Facebook and YouTube say they don't allow misinformation, false content or conspiracy theories on their platform. In October, Facebook took this a step further and banned ads telling people not to have the vaccine, but allowed unpaid posts to remain. Earlier this month, it said it would take down misinformation that posed a risk of "imminent harm" and label content that doesn't reach that threshold.

Screaming headlines

But the dull, polite pop-up links to the HSE website and the gentle fact check labels are no match for the screaming headlines about 'The video YouTube doesn't want u to see!!!!" Facebook says groups and pages that spread false information are hidden in its search tool, but it took me all of nine seconds to find one such 27-minute video which claims, among other things, that the pandemic is "the greatest hoax in history". One of those interviewed is UCD professor Dolores Cahill, chair of the Irish Freedom Party, who says Covid can be treated with vitamin D, C, zinc and "other very safe medicines".

Why do tech giants allow this content to stay on their platforms? The same reason they have never managed to clamp down effectively on other forms of misinformation or online harm. It's the revenue, stupid. The CCDH report calculated that the anti-vaccine movement is worth around $1 billion in annual revenues to tech giants. If they wanted to, says science writer Dr David Robert Grimes, "social media companies could end the scourge of misinformation overnight."

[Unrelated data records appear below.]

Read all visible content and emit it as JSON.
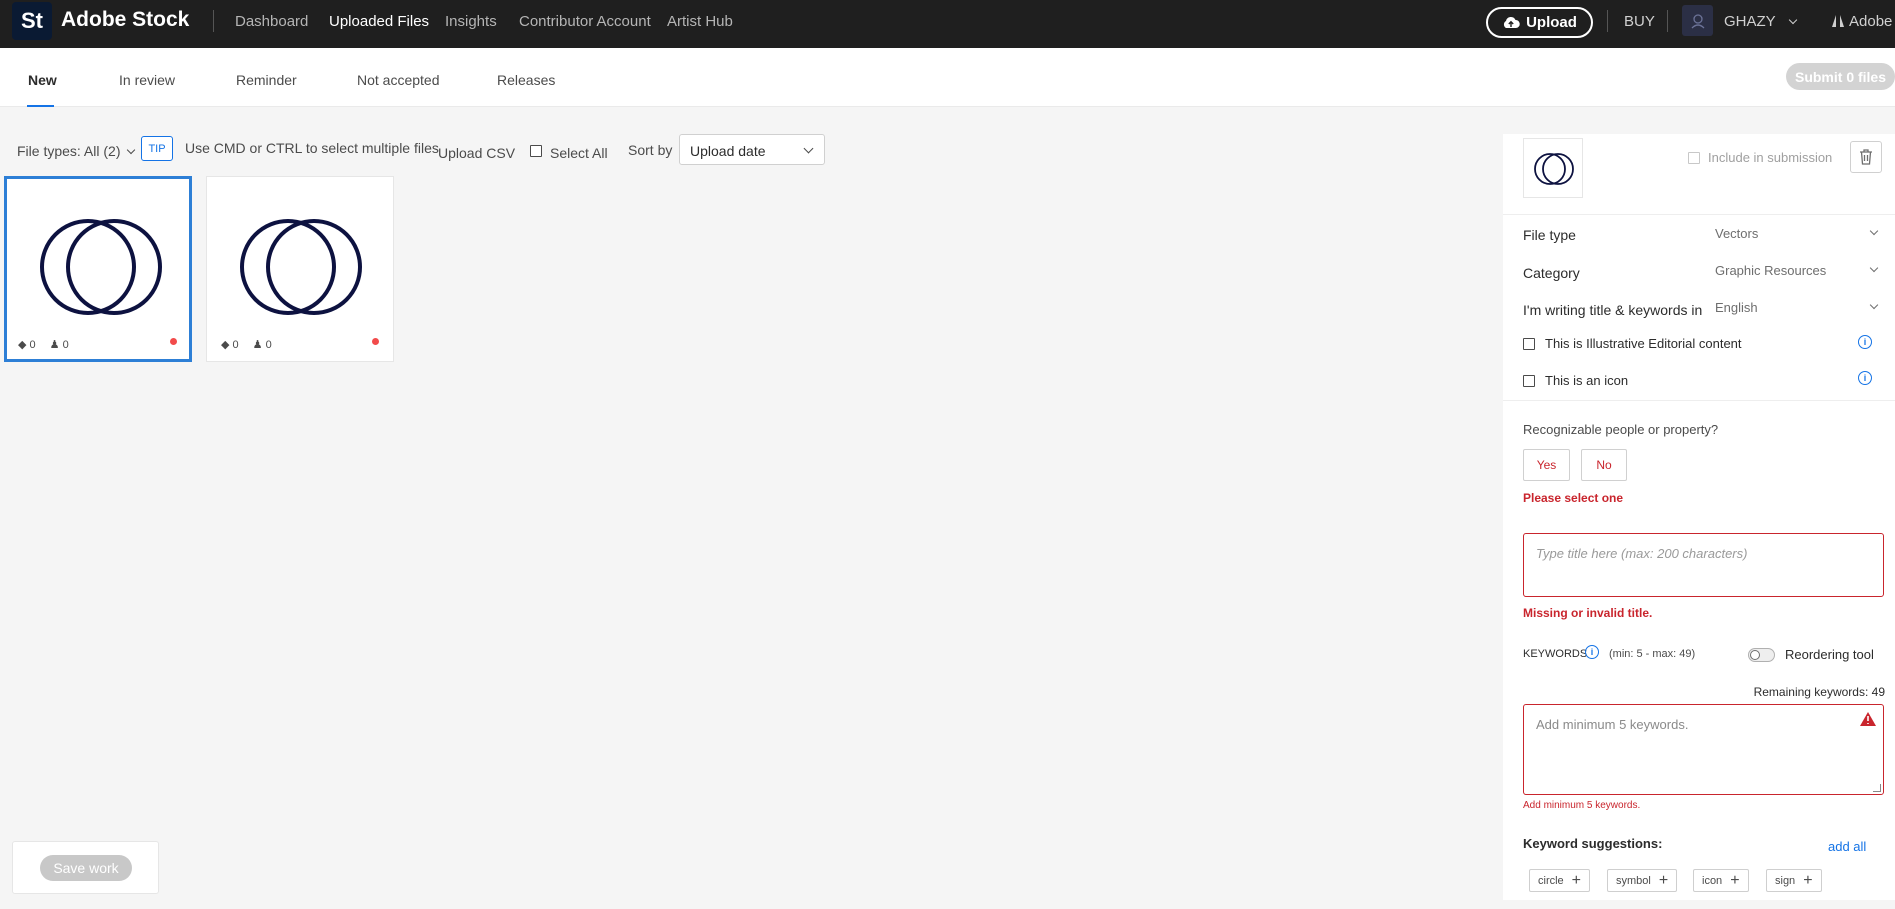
{
  "topbar": {
    "logo": "St",
    "brand": "Adobe Stock",
    "nav": [
      "Dashboard",
      "Uploaded Files",
      "Insights",
      "Contributor Account",
      "Artist Hub"
    ],
    "upload_label": "Upload",
    "buy_label": "BUY",
    "user_name": "GHAZY",
    "adobe_label": "Adobe"
  },
  "tabs": [
    "New",
    "In review",
    "Reminder",
    "Not accepted",
    "Releases"
  ],
  "submit_label": "Submit 0 files",
  "filters": {
    "file_types": "File types: All (2)",
    "tip_badge": "TIP",
    "tip_text": "Use CMD or CTRL to select multiple files",
    "upload_csv": "Upload CSV",
    "select_all": "Select All",
    "sort_by": "Sort by",
    "sort_value": "Upload date"
  },
  "cards": [
    {
      "keywords": "0",
      "releases": "0"
    },
    {
      "keywords": "0",
      "releases": "0"
    }
  ],
  "save_label": "Save work",
  "panel": {
    "include_label": "Include in submission",
    "file_type_label": "File type",
    "file_type_value": "Vectors",
    "category_label": "Category",
    "category_value": "Graphic Resources",
    "language_label": "I'm writing title & keywords in",
    "language_value": "English",
    "editorial_label": "This is Illustrative Editorial content",
    "icon_label": "This is an icon",
    "people_question": "Recognizable people or property?",
    "yes": "Yes",
    "no": "No",
    "select_error": "Please select one",
    "title_placeholder": "Type title here (max: 200 characters)",
    "title_error": "Missing or invalid title.",
    "keywords_label": "KEYWORDS",
    "keywords_range": "(min: 5 - max: 49)",
    "reorder_label": "Reordering tool",
    "remaining": "Remaining keywords: 49",
    "keywords_placeholder": "Add minimum 5 keywords.",
    "keywords_error": "Add minimum 5 keywords.",
    "suggestions_label": "Keyword suggestions:",
    "add_all": "add all",
    "suggestions": [
      "circle",
      "symbol",
      "icon",
      "sign"
    ]
  },
  "colors": {
    "accent": "#1473e6",
    "error": "#c9252d",
    "thumb_stroke": "#0d1240"
  }
}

The Government’s pro-vaccine campaign will also have to play out online. Arming people with the facts to counter the kind of wild claims they might encounter is a far more effective strategy than trying to persuade them retrospectively that the vaccine isn’t designed to create a race of genetically modified humans. A longer-term solution is that the public needs to become much better at critical thinking. But we can’t afford to wait for that.

The battle against the Covid vaccine has been waging for months already. Now it’s time the counter-attack stepped up. “This pandemic isn’t even the one I’m worried about,” says Grimes. “I hope we learn some lessons for the next one.”